Sarebbe consolante poter attribuire allo sfogo di un teppismo ordinario il vilipendio del cantiere del museo della Shoah in via di realizzazione a Roma, la città del rastrellamento italo-tedesco del Ghetto ebraico nel 1943. Ma una guarnizione letteraria, chiamiamola così, impedisce quella liquidazione consolatoria e l’imputazione del gesto all’esercizio di un insulto meramente delinquenziale. La disseminazione degli escrementi su quei lavori in corso, infatti, era intestata alla presunta causa palestinese e denunciava gli “assassini infami responsabili del “genocidio” di Gaza.

Era merda spalmata sugli ebrei, sulle vittime e sui superstiti della Shoah, quella che insozzava il memoriale in costruzione con il contorno di quella sloganistica “pro-Pal”. E avevano mandanti molto precisamente individuabili i portatori di quelle deiezioni e i redattori di quei proclami di accusa lapidariamente distribuiti a denuncia della nuova colpa ebraica. I mandanti erano i responsabili di un anno e mezzo di retorica, appunto, sul “genocidio”, sulla “pulizia etnica”, sulla “punizione collettiva” senza sosta reiterata – si badi – non dai megafoni di qualche corteo adolescenziale, ma dal gigantesco coro politico, editoriale, accademico e dell’associazionismo presunto umanitario che dal pomeriggio del 7 ottobre del 2023 ha assordato un’opinione pubblica ormai globalmente educata al verbo falso di quella propaganda.

Vero il genocidio – e così mostruosa la responsabilità di chi lo compie – diventa una minuzia il caso di un energumeno che prende di mira due ebrei, un vecchio e un bambino, davanti a una scuola ebraica di Milano. Vera la pulizia etnica – e così intollerabile che sia impunemente perpetrata – diventa poca cosa la fioritura degli insulti sulle case degli ebrei. Vera la punizione collettiva – e così scandaloso che abbia corso nell’indifferenza comune – diventano dettagli magari non piacevoli, ma dopotutto trascurabili, le bastonate sulla schiena di un rabbino.
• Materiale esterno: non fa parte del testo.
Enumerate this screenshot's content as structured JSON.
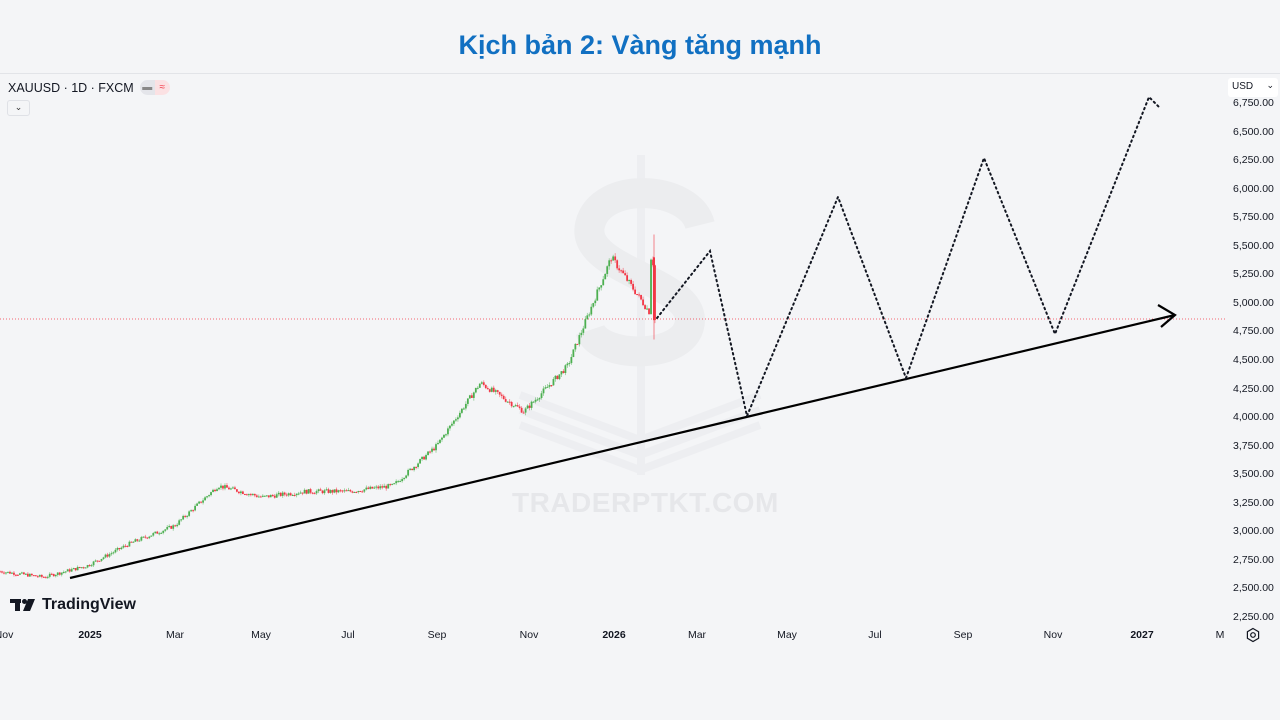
{
  "header": {
    "title": "Kịch bản 2: Vàng tăng mạnh"
  },
  "symbol_bar": {
    "symbol": "XAUUSD · 1D · FXCM",
    "pill_left": "▬",
    "pill_right": "≈",
    "collapse_icon": "⌄"
  },
  "currency_selector": {
    "value": "USD",
    "chevron": "⌄"
  },
  "watermark": {
    "text": "TRADERPTKT.COM"
  },
  "branding": {
    "logo_text": "TradingView"
  },
  "colors": {
    "title": "#1170c2",
    "up_candle": "#4caf50",
    "down_candle": "#f23645",
    "trendline": "#000000",
    "projection": "#131722",
    "price_line": "#f23645"
  },
  "chart_data": {
    "type": "candlestick",
    "title": "Kịch bản 2: Vàng tăng mạnh",
    "instrument": "XAUUSD",
    "timeframe": "1D",
    "source": "FXCM",
    "currency": "USD",
    "y_ticks": [
      "6,750.00",
      "6,500.00",
      "6,250.00",
      "6,000.00",
      "5,750.00",
      "5,500.00",
      "5,250.00",
      "5,000.00",
      "4,750.00",
      "4,500.00",
      "4,250.00",
      "4,000.00",
      "3,750.00",
      "3,500.00",
      "3,250.00",
      "3,000.00",
      "2,750.00",
      "2,500.00",
      "2,250.00"
    ],
    "x_ticks": [
      {
        "label": "Nov",
        "bold": false
      },
      {
        "label": "2025",
        "bold": true
      },
      {
        "label": "Mar",
        "bold": false
      },
      {
        "label": "May",
        "bold": false
      },
      {
        "label": "Jul",
        "bold": false
      },
      {
        "label": "Sep",
        "bold": false
      },
      {
        "label": "Nov",
        "bold": false
      },
      {
        "label": "2026",
        "bold": true
      },
      {
        "label": "Mar",
        "bold": false
      },
      {
        "label": "May",
        "bold": false
      },
      {
        "label": "Jul",
        "bold": false
      },
      {
        "label": "Sep",
        "bold": false
      },
      {
        "label": "Nov",
        "bold": false
      },
      {
        "label": "2027",
        "bold": true
      },
      {
        "label": "M",
        "bold": false
      }
    ],
    "ylim": [
      2150,
      6850
    ],
    "price_history_approx": [
      {
        "date": "2024-11",
        "price": 2650
      },
      {
        "date": "2024-12",
        "price": 2600
      },
      {
        "date": "2025-01",
        "price": 2700
      },
      {
        "date": "2025-02",
        "price": 2900
      },
      {
        "date": "2025-03",
        "price": 3050
      },
      {
        "date": "2025-04",
        "price": 3400
      },
      {
        "date": "2025-05",
        "price": 3300
      },
      {
        "date": "2025-06",
        "price": 3350
      },
      {
        "date": "2025-07",
        "price": 3350
      },
      {
        "date": "2025-08",
        "price": 3400
      },
      {
        "date": "2025-09",
        "price": 3750
      },
      {
        "date": "2025-10",
        "price": 4300
      },
      {
        "date": "2025-11",
        "price": 4050
      },
      {
        "date": "2025-12",
        "price": 4450
      },
      {
        "date": "2026-01",
        "price": 5400
      },
      {
        "date": "2026-02",
        "price": 4850
      }
    ],
    "last_price": 4850,
    "recent_high": 5600,
    "projection_path": [
      {
        "date": "2026-02",
        "price": 4850
      },
      {
        "date": "2026-03",
        "price": 5450
      },
      {
        "date": "2026-04",
        "price": 4000
      },
      {
        "date": "2026-06",
        "price": 5950
      },
      {
        "date": "2026-07",
        "price": 4330
      },
      {
        "date": "2026-09",
        "price": 6270
      },
      {
        "date": "2026-11",
        "price": 4680
      },
      {
        "date": "2027-01",
        "price": 6800
      }
    ],
    "trendline": {
      "start": {
        "date": "2024-12",
        "price": 2590
      },
      "end": {
        "date": "2027-01",
        "price": 4880
      },
      "arrow": true
    },
    "annotations": [
      "Rising support trendline",
      "Dotted zig-zag projection (bullish scenario)"
    ]
  }
}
Ma c’è poi un responsabile collettivo anche più colpevole di quelli che personalmente e direttamente si sono abbandonati alla divulgazione di quella propaganda, le montagne di menzogne sul genocidio dei palestinesi e sulle statistiche false rivolte a trasfigurare la guerra di Gaza, scatenata da Hamas, nel deliberato sterminio sionista di donne e bambini. È la vasta schiera – mezza soltanto pigra, mezza riluttante a intendere – che, se non ha partecipato direttamente alla disseminazione di quella retorica, tuttavia l’ha lasciata correre e non l’ha denunciata per quel che era, facendo finta che fosse il frutto di un innocuo e passeggero movimento di budella. Qualcosa, appunto, capace tutt’al più di risolversi in qualche episodio di fungibile teppismo. Non li sfiorava il sospetto che una stella gialla appuntata sul bavero di un ebreo era dopotutto un dettaglio sartoriale, imparagonabile per gravità alla cospirazione giudaica che succhiava il sangue ai popoli sottoposti al dominio di quella schiatta usuraia.

La concomitanza della sinagoga data alle fiamme con la bufala dell’ospedale raso al suolo a Gaza non li impensieriva. Non li preoccupava la fake news sul numero dei civili uccisi con il pedissequo avvio della caccia all’ebreo nelle università. Non li turbava, accreditata nei cori contro gli “ebrei assassini”, la quotidiana pubblicistica sulle inesistenti carestie di Gaza.

Se in un luogo memoriale come quello in costruzione a Roma si ingolfano quei reflui non è per ingovernabile ed episodica inciviltà: è perché il pregiudizio antisemita ha preso il governo del sentimento pubblico, e l’ultima cosa che serve è argomentare che si tratta di gesti inaccettabili in una società che li ripudia. Sono inaccettabili, sì, ma sono ripudiati genuinamente solo da parte di una società capace di riconoscere di averli generati. Era l’escremento di quella retorica falsa, di quel giornalismo colpevole, di quella militanza accademica pervertita, la roba cosparsa sulla costruzione di quel museo della Shoah.